Imagine a powerpoint slide, densely packed with data, and the presenter actually reads it in a monotone, slooooooow paced voice. Your mind drifts to daydreaming on a myriad of other things. Anything except what the slide is about.

Now, imagine a picture of the moon and the presenter excitedly talking about overcoming all the obstacles keeping you from taking a trip to the moon. Your mind is engaged. Your creative juices are flowing. You become part of the team overcoming the obstacles. Persuasive speech engages the mind, lets it fill in the pieces and opens it to leaps of creativity.

Best Left Unsaid

Aristotle’s definition of rhetoric is the faculty of discovering the possible means of persuasion in reference to a subject. Leaving out some information engages the mind. Get it to fill in the pieces, opening itself to other leaps.

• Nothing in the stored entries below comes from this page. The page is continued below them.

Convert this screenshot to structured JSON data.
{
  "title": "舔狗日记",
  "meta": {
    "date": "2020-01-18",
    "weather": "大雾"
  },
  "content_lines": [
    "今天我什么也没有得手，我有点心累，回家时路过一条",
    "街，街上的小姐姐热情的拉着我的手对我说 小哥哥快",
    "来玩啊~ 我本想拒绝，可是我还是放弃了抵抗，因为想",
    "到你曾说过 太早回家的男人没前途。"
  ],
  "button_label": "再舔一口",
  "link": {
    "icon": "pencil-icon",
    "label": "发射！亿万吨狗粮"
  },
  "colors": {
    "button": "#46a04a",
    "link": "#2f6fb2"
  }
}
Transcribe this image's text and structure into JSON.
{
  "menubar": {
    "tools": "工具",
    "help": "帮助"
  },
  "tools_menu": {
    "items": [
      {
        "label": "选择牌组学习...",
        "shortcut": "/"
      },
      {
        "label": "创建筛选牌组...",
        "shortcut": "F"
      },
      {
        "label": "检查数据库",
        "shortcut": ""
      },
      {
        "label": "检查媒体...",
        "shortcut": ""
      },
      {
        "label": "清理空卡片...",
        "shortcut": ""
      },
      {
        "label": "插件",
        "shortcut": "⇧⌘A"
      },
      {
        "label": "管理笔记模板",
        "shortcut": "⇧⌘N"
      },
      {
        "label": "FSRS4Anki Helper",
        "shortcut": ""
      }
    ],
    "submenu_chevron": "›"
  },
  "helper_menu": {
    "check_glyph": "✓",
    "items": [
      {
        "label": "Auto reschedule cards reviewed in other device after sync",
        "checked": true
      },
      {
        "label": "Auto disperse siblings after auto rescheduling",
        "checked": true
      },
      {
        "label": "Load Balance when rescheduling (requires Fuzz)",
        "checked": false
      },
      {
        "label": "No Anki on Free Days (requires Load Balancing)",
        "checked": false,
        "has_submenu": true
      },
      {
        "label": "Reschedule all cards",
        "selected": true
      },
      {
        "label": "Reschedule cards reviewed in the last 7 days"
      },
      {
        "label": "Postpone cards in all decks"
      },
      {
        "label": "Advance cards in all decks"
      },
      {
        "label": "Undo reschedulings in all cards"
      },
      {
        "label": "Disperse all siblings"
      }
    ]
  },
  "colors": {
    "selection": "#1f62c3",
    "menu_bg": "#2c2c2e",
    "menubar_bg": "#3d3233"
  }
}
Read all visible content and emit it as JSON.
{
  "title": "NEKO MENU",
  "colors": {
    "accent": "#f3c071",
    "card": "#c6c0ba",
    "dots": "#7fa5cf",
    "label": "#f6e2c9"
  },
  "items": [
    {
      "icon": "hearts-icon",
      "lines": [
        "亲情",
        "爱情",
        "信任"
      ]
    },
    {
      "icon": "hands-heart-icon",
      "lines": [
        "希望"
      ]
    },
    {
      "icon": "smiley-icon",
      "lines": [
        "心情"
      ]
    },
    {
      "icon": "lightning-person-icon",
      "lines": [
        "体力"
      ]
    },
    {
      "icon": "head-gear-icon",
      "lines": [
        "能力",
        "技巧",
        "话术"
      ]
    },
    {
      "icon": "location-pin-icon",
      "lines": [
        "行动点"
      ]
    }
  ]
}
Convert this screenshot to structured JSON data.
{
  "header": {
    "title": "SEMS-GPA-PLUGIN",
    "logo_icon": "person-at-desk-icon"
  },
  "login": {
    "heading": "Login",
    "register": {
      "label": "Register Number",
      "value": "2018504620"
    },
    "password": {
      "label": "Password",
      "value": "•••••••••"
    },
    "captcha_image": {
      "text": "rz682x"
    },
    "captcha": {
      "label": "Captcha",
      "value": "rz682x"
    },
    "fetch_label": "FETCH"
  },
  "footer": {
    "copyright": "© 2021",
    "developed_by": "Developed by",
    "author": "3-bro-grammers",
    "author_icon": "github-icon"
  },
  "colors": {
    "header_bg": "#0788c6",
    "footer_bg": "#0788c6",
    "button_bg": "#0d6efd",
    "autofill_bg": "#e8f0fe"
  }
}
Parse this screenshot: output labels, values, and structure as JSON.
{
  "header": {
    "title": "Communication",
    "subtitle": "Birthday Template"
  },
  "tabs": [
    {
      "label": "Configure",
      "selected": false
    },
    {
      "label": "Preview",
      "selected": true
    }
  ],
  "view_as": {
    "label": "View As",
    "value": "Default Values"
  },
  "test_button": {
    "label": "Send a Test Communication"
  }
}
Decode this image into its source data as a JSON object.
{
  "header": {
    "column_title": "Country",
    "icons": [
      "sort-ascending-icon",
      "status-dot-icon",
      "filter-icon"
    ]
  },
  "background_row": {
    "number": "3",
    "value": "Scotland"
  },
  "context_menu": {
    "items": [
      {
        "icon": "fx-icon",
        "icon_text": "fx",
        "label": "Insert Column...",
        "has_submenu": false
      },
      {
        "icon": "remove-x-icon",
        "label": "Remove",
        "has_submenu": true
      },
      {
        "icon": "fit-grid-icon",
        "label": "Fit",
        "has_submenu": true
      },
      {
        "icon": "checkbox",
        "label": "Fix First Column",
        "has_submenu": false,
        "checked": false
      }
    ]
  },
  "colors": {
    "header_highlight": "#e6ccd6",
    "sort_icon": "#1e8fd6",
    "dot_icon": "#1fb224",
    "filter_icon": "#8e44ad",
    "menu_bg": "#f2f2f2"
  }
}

It is sometimes difficult to follow a rational argument. By stimulating the mind through emotional involvement, the mind is able to make intuitive leaps without the rational, step-by-step proof.

Some of Aristotle’s associates thought there was too much potential for pure manipulation in abusing the techniques of persuasion.

They Were Right

Today we are surrounded by manipulation. The media has gone way beyond yellow-dog journalism. Politicians focus their speech on emotional manipulation. Some businesses abuse us with their advertisements. Even our children play the emotional manipulation card.

But, if we are aware of the techniques they’re using, we are far less susceptible to being sucked into the deception vortex. We can choose to get on the bandwagon rather than being conscripted into servitude.

Discover the facts. Ask questions. Judge the responses.

Your discernment is your only defense.